Given say a simple PyTorch evaluation loop, how can we remove most of the memory we’ve allocated?

Background

At work today I was dealing with a bug where a user was trying to free all the memory used after transformersTrainer.train() was called, and I was finding that no matter what I tried, it wouldn’t work!

What I wound up discovering is we can’t fully de-allocate everything, but we can deallocate most of it down to a neglible amount.

Why?

You can free most everything on CUDA: removing the objects from memory, deallocating things, and such, but the CUDA memory used by CUDA context itself will always remain.

How can I free up the most memory then?

Let’s take a barebones PyTorch inference script:

import torch

class TinyModel(torch.nn.Module):
    def __init__(self):
        super(TinyModel, self).__init__()

        self.linear1 = torch.nn.Linear(100, 200)
        self.activation = torch.nn.ReLU()
        self.linear2 = torch.nn.Linear(200, 10)
        self.softmax = torch.nn.Softmax(dim=0)

    def forward(self, x):
        x = self.linear1(x)
        x = self.activation(x)
        x = self.linear2(x)
        x = self.softmax(x)
        return x
    
model = TinyModel().cuda()
batch = torch.rand(64,100).cuda()

model.eval()

with torch.inference_mode():
    output = model(batch)

All I’ve simply done is made a model called TinyModel, generated an input, and used inference_mode to generate some outputs.
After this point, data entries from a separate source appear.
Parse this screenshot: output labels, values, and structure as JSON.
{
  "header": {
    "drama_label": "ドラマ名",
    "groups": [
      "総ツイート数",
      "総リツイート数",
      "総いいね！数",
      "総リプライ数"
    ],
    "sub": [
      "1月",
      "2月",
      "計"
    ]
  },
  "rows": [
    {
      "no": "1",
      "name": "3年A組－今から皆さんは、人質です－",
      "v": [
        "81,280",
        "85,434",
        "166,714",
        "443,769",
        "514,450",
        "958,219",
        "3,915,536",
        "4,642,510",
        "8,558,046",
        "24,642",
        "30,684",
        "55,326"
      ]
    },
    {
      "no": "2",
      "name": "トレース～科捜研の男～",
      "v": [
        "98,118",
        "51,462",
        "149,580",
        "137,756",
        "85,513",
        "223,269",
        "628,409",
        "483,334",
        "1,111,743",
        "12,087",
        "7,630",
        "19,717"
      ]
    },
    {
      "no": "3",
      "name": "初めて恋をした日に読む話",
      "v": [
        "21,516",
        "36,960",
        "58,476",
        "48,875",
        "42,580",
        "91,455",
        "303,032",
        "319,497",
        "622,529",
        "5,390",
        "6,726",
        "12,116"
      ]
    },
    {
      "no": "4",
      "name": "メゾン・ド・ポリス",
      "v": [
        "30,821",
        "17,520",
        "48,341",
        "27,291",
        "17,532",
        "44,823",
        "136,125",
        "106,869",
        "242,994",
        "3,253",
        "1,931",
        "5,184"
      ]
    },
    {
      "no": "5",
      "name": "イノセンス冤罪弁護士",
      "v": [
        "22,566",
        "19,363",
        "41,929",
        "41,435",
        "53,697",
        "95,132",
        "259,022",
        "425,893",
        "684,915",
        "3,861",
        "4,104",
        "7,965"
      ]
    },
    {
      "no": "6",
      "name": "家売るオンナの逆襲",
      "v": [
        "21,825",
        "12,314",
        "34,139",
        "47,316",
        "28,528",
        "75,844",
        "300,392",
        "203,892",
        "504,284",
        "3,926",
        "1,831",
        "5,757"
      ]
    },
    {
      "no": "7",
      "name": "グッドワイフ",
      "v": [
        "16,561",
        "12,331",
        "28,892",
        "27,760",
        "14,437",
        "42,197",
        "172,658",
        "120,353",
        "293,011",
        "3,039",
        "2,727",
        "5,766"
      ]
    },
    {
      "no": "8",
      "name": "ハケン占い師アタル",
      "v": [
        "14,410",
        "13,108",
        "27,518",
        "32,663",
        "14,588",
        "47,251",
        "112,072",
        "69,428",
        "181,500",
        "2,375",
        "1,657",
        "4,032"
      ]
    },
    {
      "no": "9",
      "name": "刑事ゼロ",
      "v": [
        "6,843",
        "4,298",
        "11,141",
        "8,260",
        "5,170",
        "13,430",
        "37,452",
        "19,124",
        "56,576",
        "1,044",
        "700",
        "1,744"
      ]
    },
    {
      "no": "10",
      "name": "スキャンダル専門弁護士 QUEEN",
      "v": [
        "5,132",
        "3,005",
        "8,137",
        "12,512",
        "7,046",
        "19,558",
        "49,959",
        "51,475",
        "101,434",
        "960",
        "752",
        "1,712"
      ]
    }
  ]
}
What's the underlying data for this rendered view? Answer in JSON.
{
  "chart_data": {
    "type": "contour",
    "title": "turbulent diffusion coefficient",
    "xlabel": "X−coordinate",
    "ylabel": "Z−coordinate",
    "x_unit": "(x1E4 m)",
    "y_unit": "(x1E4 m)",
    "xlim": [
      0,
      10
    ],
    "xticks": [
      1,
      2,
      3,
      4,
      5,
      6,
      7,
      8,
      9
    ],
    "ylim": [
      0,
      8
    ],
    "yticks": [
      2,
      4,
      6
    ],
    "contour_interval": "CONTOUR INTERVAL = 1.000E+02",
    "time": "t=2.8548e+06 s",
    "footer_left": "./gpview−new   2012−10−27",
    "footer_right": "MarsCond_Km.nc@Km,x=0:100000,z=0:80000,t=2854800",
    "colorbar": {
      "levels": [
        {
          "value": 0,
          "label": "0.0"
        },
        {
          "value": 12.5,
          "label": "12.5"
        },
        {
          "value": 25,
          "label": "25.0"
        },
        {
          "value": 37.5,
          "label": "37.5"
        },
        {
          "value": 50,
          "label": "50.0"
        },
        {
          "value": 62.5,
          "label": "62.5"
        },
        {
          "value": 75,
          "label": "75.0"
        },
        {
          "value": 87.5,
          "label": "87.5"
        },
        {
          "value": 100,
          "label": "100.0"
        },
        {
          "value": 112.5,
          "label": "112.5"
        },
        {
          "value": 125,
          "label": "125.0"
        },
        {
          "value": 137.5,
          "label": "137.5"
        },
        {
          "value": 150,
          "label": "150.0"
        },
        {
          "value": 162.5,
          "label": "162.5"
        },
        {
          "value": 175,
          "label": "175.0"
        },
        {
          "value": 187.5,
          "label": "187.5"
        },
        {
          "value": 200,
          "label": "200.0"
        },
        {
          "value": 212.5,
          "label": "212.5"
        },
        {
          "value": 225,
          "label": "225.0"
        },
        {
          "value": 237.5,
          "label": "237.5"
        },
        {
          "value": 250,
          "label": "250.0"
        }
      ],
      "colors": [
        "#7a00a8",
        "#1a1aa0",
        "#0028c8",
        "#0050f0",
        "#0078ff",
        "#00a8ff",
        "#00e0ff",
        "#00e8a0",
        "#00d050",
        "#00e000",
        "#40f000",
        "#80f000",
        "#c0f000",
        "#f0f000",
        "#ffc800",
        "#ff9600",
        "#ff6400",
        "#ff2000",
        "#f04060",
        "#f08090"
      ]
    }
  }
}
We can find the total memory used and allocated easily enough:

def print_memory():
    print(
        f"Memory allocated: {torch.cuda.memory_allocated()/1024**2}\nMemory reserved: {torch.cuda.memory_reserved()/1024**2}"
    )

Doing so will tell us how much memory we have allocated:

print_memory()

Memory allocated: 8.23779296875 Memory reserved: 22.0

Great, so we have assumingly the model, batch, and output now on CUDA, but no computational graphs were saved due to inference_mode. How can we try to free up that memory?

That’s the fun part, we can’t really.

This minimal part shown here is the limit to what we can actually free.

But what about in other cases?

Actually freeing memory

In any other case where you’re finding after you’ve attempted to delete all of the memory some of it still remains, there are some reference management items we can work on releasing as well.

Now the order in which we do this matters, and I’ve provided an annotated script below which can be utilized:

import gc
def release_memory(*objects):
    if not isinstance(objects, list):
        objects = list(objects)
    for i in range(len(objects)):
1        if hasattr(objects[i], "to"):
            objects[i] = objects[i].to("cpu")
2        objects[i] = None
3    gc.collect()
4    torch.cuda.empty_cache()
5    return objects
1
First check if the object has a to attribute and call to("cpu") to move it off the GPU
2
Second set each object to None, this will help garbage collection actually collect it
3
Then actually run the garbage collection which will remove all hanging reference objects
4
Call torch.cuda.empty_cache() to release all the CUDA memory possible
5
Finally return back all our objects and override them with None

With this function, if we had extra objects that were CUDA we wanted to release (such as a much bigger model), we can do so:

model, batch, output = release_memory(model, batch, output)

Doing this even for our small memory footprint will actually show less memory allocated, proving that CUDA will just perminantly eat up a few megabytes of memory:

print_memory()

Memory allocated: 8.20849609375 Memory reserved: 22.0